Ver a educação hoje como produto pode trazer retardos irrecuperáveis ao desenvolvimento econômico do país. “O acesso ao ensino superior por grupos historicamente excluídos é fundamental, não apenas oferecendo o ensino a estes indivíduos, mas também com um papel de mudança no perfil socioeconômico do país, um efeito que vai além do próprio estudante e ultrapassa gerações”, completa Marina. “Ao submeter a educação superior ao mercado, com seus interesses e lógicas específicas, todo esse compromisso social e estrutura de trabalho é colocado em risco, ou apagado. O lucro passa a estar acima destas preocupações e funções sociais, e as questões centrais passam a ser lucro e eficiência”, acrescenta.
A educação, seja ela no ensino fundamental, médio ou superior obrigatoriamente deve ser regionalizada com ênfase nas características sociais e profissionais de onde se situa. Não há como criar uma mesma grade de matérias para um determinado curso seja no Norte, no Nordeste ou no Sul do Brasil. Cada região tem suas peculiaridades e necessidades sociais e assim, o ensino vem exatamente para cobrir e atender essas lacunas. De forma a exemplificar, não podemos inserir na escola técnicas de como cultivar no semiárido brasileiro numa escola do sul do país ou como fazer funcionar um motor num ambiente de temperatura próxima a zero grau a alunos no interior do Amapá.
Com essa mercantilização, de longe até parece que é um movimento excelente, porém olhando para o ensino superior, constatamos que os mais expoentes profissionais do mercado de trabalho são oriundos das escolas públicas, que não atravessam esse tipo de comércio.
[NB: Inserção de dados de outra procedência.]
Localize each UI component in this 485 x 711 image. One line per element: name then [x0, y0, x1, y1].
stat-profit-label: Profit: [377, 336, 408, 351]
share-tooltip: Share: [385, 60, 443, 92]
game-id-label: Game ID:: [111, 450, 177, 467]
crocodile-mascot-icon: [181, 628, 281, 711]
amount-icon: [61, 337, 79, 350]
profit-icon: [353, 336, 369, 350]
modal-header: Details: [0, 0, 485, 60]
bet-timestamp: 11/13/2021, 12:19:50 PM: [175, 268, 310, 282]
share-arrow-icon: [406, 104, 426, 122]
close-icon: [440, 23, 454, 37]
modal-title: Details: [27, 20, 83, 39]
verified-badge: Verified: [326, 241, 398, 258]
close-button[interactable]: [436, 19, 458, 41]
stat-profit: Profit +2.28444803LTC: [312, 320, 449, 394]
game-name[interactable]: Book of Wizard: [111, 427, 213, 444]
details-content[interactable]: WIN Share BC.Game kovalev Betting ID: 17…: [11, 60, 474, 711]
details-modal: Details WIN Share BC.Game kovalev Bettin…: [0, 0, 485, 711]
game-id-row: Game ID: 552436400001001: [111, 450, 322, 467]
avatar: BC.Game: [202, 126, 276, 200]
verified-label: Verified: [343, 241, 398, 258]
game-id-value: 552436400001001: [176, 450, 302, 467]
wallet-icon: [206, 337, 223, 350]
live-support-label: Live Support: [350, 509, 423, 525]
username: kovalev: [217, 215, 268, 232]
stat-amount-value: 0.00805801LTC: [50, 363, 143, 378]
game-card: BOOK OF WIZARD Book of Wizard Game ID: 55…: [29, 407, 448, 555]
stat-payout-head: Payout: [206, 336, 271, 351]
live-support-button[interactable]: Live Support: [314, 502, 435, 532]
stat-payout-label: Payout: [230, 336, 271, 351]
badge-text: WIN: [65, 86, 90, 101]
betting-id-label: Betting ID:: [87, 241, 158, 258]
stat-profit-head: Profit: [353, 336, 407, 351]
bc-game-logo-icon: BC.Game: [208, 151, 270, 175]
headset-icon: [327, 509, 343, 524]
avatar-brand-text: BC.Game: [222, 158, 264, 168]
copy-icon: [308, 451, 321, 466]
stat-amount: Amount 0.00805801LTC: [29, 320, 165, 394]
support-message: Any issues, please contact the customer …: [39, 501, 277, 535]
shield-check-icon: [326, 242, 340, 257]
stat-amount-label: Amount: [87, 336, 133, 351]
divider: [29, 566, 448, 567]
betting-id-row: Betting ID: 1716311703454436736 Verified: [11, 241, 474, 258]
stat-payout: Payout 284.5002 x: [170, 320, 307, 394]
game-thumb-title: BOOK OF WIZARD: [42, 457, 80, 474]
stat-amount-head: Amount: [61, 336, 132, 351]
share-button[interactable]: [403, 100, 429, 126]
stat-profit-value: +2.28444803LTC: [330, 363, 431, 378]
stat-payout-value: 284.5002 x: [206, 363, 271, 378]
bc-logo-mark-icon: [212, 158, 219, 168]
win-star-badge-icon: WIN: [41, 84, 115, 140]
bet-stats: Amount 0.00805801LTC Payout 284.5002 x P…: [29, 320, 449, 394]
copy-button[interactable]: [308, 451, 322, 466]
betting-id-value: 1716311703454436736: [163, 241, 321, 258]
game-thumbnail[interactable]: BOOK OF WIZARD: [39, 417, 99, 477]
Com isso vemos que enquanto grandes empresários do setor de educação aumentam seus lucros sobre o ensino brasileiro, deixando de lado o fundamental que é a qualidade do ensino, o setor público, mesmo com suas imensas dificuldades burocráticas, ainda assim vem despontando como referência ao ensino superior brasileiro.
Há de se fazer algo com urgência, através de nossos políticos (eu falo dos bons, sem lobby e sem interesses pessoais) para que resolva esse problema. Não podemos, em hipótese alguma, tratar a educação como uma mercadoria que tiramos da prateleira de um supermercado.
A educação é fundamental ao crescimento e modernização de um povo. Sem a educação, há necessidade de mais gastos (não é investimento) em saúde. Há de se entender que colocar recursos financeiros na educação é sim investimento. É instruir o povo a saber escolher melhor seus representantes nas esferas municipais, estaduais e federais. É proporcional: quanto mais dinheiro na educação, menos dinheiro na saúde. Em paralelo a tudo isso, o investimento e acesso em saneamento básico (água potável e esgoto tratado) também é gerador de redução em despesa com saúde.
Ainda temos tempo de resolver esse imbróglio.